With the awards season in motion, let’s review one of the earliest contenders for this year’s awards. It’s Captain Fantastic!

IMDb summary: In the forests of the Pacific Northwest, a father devoted to raising his six kids with a rigorous physical and intellectual education is forced to leave his paradise and enter the world, challenging his idea of what it means to be a parent.

  1. To begin with, Captain Fantastic was written and directed by a longtime TV actor Matt Ross. This was only his second feature film and it is the movie that he got the most recognition for so far (mostly in the festival circuits and less so during the main awards season). I did like his directing but I mostly gonna focus on his writing, as the script is the most interesting part of the movie.
  2. I really enjoyed the unique premise and the out of the ordinary narrative of the film. The living in the woods/far from the society idea has become really popular lately with The Lobster and Hunt for the Wilderpeople also exploring it. However, I think that Captain Fantastic is the best film out of the three when it comes to the commentary on the modern world. I like the fact that this film could be used as a kick-starter for conversations on themes such as the cultural clashes (especially the cultural clashes at home) and the legitimacy of the education system (multiple vs singular way(s) of achieving intelligence). I also appreciate the fact that the movie spotlights a different way to deal with loss.

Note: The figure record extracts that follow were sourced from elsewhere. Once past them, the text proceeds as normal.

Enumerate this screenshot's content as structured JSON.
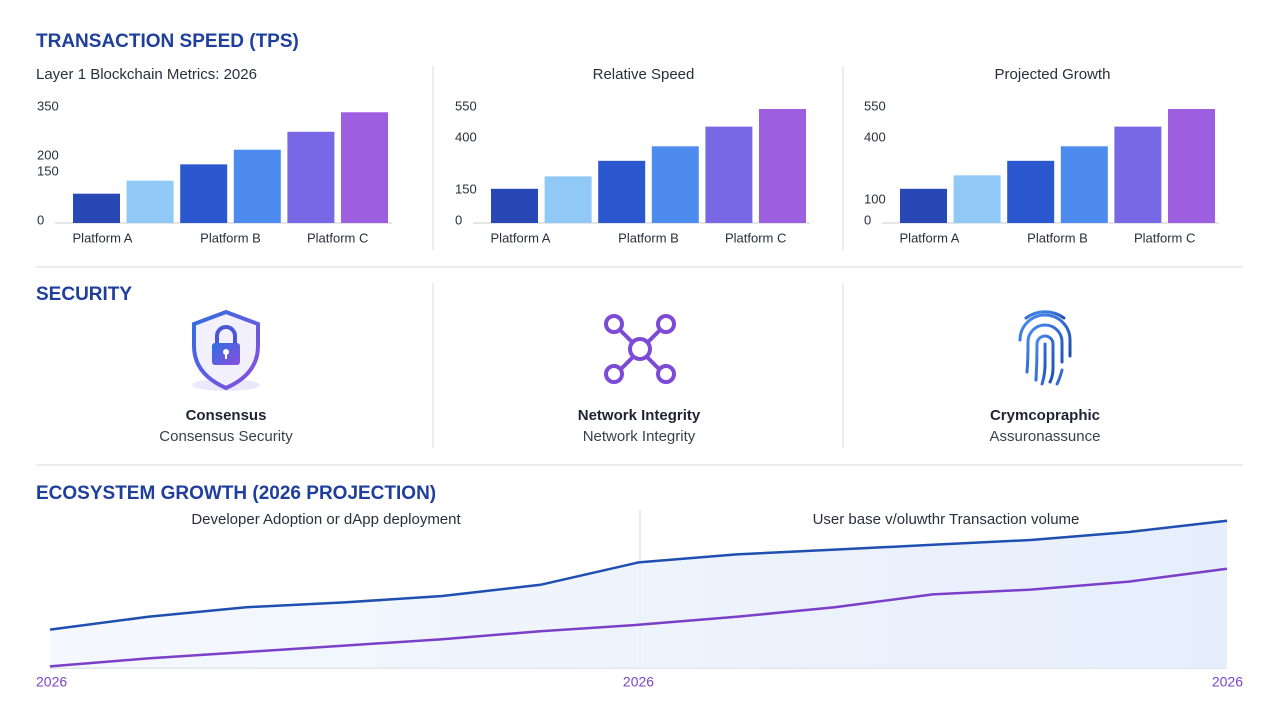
{
  "sections": {
    "speed": "TRANSACTION SPEED (TPS)",
    "security": "SECURITY",
    "growth": "ECOSYSTEM GROWTH (2026 PROJECTION)"
  },
  "security_items": [
    {
      "title": "Consensus",
      "subtitle": "Consensus Security"
    },
    {
      "title": "Network Integrity",
      "subtitle": "Network Integrity"
    },
    {
      "title": "Crymcopraphic",
      "subtitle": "Assuronassunce"
    }
  ],
  "chart_data": [
    {
      "type": "bar",
      "title": "Layer 1 Blockchain Metrics: 2026",
      "categories": [
        "Platform A",
        null,
        "Platform B",
        null,
        "Platform C",
        null
      ],
      "values": [
        90,
        130,
        180,
        225,
        280,
        340
      ],
      "colors": [
        "#2748b5",
        "#90c8f6",
        "#2c58cf",
        "#4d8bef",
        "#7868e6",
        "#9d5fe0"
      ],
      "ylim": [
        0,
        350
      ],
      "yticks": [
        0,
        150,
        200,
        350
      ]
    },
    {
      "type": "bar",
      "title": "Relative Speed",
      "categories": [
        "Platform A",
        null,
        "Platform B",
        null,
        "Platform C",
        null
      ],
      "values": [
        165,
        225,
        300,
        370,
        465,
        550
      ],
      "colors": [
        "#2748b5",
        "#90c8f6",
        "#2c58cf",
        "#4d8bef",
        "#7868e6",
        "#9d5fe0"
      ],
      "ylim": [
        0,
        550
      ],
      "yticks": [
        0,
        150,
        400,
        550
      ]
    },
    {
      "type": "bar",
      "title": "Projected Growth",
      "categories": [
        "Platform A",
        null,
        "Platform B",
        null,
        "Platform C",
        null
      ],
      "values": [
        165,
        230,
        300,
        370,
        465,
        550
      ],
      "colors": [
        "#2748b5",
        "#90c8f6",
        "#2c58cf",
        "#4d8bef",
        "#7868e6",
        "#9d5fe0"
      ],
      "ylim": [
        0,
        550
      ],
      "yticks": [
        0,
        100,
        400,
        550
      ]
    },
    {
      "type": "line",
      "annotations": [
        "Developer Adoption or dApp deployment",
        "User base v/oluwthr Transaction volume"
      ],
      "categories": [
        "2026",
        null,
        null,
        null,
        null,
        null,
        "2026",
        null,
        null,
        null,
        null,
        null,
        "2026"
      ],
      "ylim": [
        0,
        100
      ],
      "series": [
        {
          "color": "#1f4fb0",
          "values": [
            24,
            32,
            38,
            41,
            45,
            52,
            66,
            71,
            74,
            77,
            80,
            85,
            92
          ]
        },
        {
          "color": "#7b3fc8",
          "values": [
            1,
            6,
            10,
            14,
            18,
            23,
            27,
            32,
            38,
            46,
            49,
            54,
            62
          ]
        }
      ]
    }
  ]
}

  3. Captain Fantastic also has a lot to say about capitalism. I, personally, don’t really think that capitalism is the ultimate way to structure the lives and the relationships of people but it still the best system out there. Still, it is good to talk about its flaws, so I believe that movies like Captain Fantastic should exist. And yet, knowing that this film was made in Hollywood by a big business (even if not by one the giant studios) as a product to be consumed kinda undercuts its critique on capitalism. How can one be part of the machine and also go against it? Isn’t that a bit hypocritical? I also find it funny that the movies audiences are basically the complete opposites of the film’s characters. What does that say about us or the film?
  4. Where Captain Fantastic felt short for me was in its lack of appreciation for the middle ground. I felt that, at times, it just went too far to the extreme side and, frankly, turned into a really pretentious picture. Some scenes were definitely cringe-y and uncomfortable and not in a good kind of way. In addition, even though I’m not the biggest fan of society’s norms, even I can admit that there are some great things about the human society. And even though the modern world has its problem, giving up and running away from it is not a suitable option.

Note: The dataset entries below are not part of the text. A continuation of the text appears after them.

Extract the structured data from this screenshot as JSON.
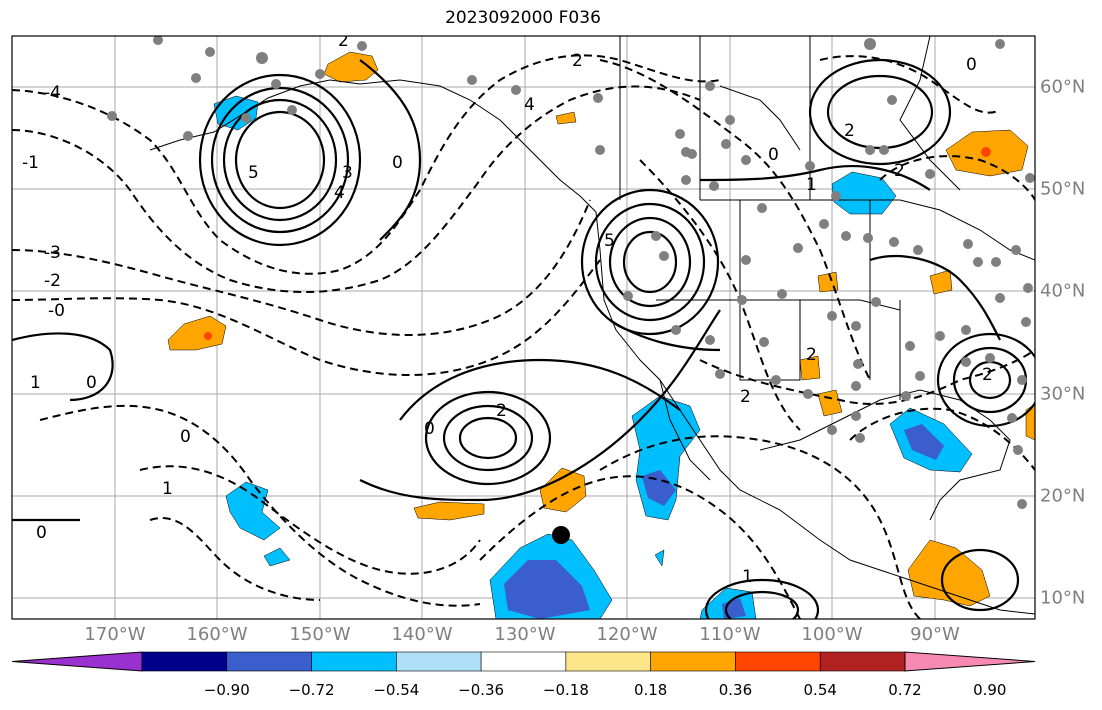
{
  "title": "2023092000 F036",
  "lon_labels": [
    "170°W",
    "160°W",
    "150°W",
    "140°W",
    "130°W",
    "120°W",
    "110°W",
    "100°W",
    "90°W"
  ],
  "lat_labels": [
    "60°N",
    "50°N",
    "40°N",
    "30°N",
    "20°N",
    "10°N"
  ],
  "colorbar": {
    "colors": [
      "#9b30d0",
      "#00008b",
      "#3a5fcd",
      "#00bfff",
      "#b0e0f8",
      "#ffffff",
      "#fde68a",
      "#ffa500",
      "#ff4500",
      "#b22222",
      "#f78ab0"
    ],
    "labels": [
      "−0.90",
      "−0.72",
      "−0.54",
      "−0.36",
      "−0.18",
      "0.18",
      "0.36",
      "0.54",
      "0.72",
      "0.90"
    ]
  },
  "contour_labels": [
    "2",
    "3",
    "4",
    "5",
    "0",
    "-4",
    "-3",
    "-2",
    "-0",
    "-1",
    "1",
    "4",
    "5",
    "2",
    "2",
    "0",
    "0",
    "0",
    "1",
    "0",
    "1",
    "2",
    "2",
    "2",
    "1",
    "0",
    "2",
    "2",
    "0"
  ]
}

  5. The one thing about the film that almost everybody can agree on is the quality of Viggo Mortensen’s performance. It took me at least half of the runtime of the film to figure out that he was the same Viggo Mortensen from Lord of the Rings and I can quite the majority of LOTR. His performance was truly transformative and I’m happy to see that he got a least a few nominations from the major awards. The film had quite an extensive supporting cast as well, as the main character had a lot of children. Young and up-and-coming TV actors took on the majority of the kids’ roles and did quite a nice job. George MacKay was definitely a stand-out performer, but all of them (Samantha IslerAnnalise Basso, Nicholas Hamilton, Shree Crooks, and Charlie Shotwell) deserve to be praised.

In brief, Captain Fantastic is a great conversation-starter of a film that has some flaws but overall is very enjoyable, especially because of the amazing performances by the lead actor and the supporting cast.